In the days that followed, the girl and the prince spent much of their time together. They loved to walk along the beach, collecting shells and talking. Miranda thought the prince the most perfect companion she could imagine. She dared not tell him so, but then he surprised her by saying, “You are the best friend I’ve ever had, Miranda. I feel as if we have known each other always.”

“Perhaps we have,” Miranda replied.

They looked into each other’s eyes, wondering.

The girl noticed that the prince never told her how he and his family came to rule the island. In like manner, he never asked her where she lived or where she went at each day’s end. She was glad for that for she could never have told him about the beast and the enchanted doll.

The princess was named Caliandra. She adored the older girl, telling her, “You are the sister I always wished I had. Not that my brother isn’t kind, but there is something special between sisters, don’t you agree?”

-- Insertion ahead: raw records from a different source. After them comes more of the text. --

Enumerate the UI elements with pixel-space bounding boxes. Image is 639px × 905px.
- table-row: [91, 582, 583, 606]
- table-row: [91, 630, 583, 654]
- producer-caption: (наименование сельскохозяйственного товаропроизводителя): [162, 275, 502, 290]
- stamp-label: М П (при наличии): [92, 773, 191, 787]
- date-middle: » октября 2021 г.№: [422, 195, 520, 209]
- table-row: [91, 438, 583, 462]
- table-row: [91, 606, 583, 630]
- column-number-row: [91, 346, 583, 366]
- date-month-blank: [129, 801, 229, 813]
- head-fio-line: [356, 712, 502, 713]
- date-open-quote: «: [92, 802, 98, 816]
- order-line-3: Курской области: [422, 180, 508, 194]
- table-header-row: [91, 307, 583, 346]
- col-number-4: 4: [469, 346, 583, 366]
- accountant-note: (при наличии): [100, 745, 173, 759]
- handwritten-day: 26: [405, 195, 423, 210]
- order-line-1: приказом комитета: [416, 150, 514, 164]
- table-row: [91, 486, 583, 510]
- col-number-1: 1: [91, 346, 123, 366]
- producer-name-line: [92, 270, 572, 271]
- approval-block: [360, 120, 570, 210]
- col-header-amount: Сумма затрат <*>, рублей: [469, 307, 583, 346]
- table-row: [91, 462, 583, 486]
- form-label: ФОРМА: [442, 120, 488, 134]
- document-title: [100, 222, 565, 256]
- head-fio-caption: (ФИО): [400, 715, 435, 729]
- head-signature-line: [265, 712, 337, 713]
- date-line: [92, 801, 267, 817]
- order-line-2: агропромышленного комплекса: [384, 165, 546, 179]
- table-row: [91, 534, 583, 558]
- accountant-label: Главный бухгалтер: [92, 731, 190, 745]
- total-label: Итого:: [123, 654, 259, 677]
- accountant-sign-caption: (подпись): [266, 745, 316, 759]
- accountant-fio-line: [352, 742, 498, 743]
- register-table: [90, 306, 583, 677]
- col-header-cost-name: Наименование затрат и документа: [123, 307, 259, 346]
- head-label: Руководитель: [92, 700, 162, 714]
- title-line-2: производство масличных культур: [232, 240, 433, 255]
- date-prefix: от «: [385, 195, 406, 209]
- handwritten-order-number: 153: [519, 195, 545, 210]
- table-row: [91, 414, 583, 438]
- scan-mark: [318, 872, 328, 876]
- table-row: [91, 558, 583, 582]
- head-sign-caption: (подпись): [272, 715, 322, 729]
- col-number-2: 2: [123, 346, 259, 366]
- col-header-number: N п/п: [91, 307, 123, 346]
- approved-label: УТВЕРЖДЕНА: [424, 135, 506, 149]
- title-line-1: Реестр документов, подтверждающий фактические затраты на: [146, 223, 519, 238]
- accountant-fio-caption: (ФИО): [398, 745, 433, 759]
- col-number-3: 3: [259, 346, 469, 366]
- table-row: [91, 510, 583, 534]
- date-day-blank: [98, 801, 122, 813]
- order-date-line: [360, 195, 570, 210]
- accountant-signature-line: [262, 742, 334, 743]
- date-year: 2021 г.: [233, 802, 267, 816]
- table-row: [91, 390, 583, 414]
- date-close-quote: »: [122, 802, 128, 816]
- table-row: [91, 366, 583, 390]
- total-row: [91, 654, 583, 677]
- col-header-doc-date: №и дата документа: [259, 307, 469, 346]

The girl did not know how to answer, for she had never had a sister. But in her heart she believed that what the princess said was true, and almost told her, “I wish you were my sister.”

One day as Miranda helped Caliandra build a sand castle, the princess asked, “What is that locket you wear about your neck?”

Miranda touched the golden locket and felt her heart grow heavy. “It was a birth gift from my mother,” she said. “I lost her long ago. I have no memory of her, only this locket.”

Caliandra took the locket in her tiny fingers. It was a heart, or rather a piece of one, for it looked as if a jagged saw had cut the heart down the middle and left only half. It was odd to behold, but odder yet was the truth now dawning on the young princess.

“I have seen another such locket,” said Caliandra excitedly. “Perhaps it is the mate to this one.”

“But where?” asked Miranda.

Caliandra leaned over to whisper in Miranda’s ear. “Amongst my mother’s possessions,” she said.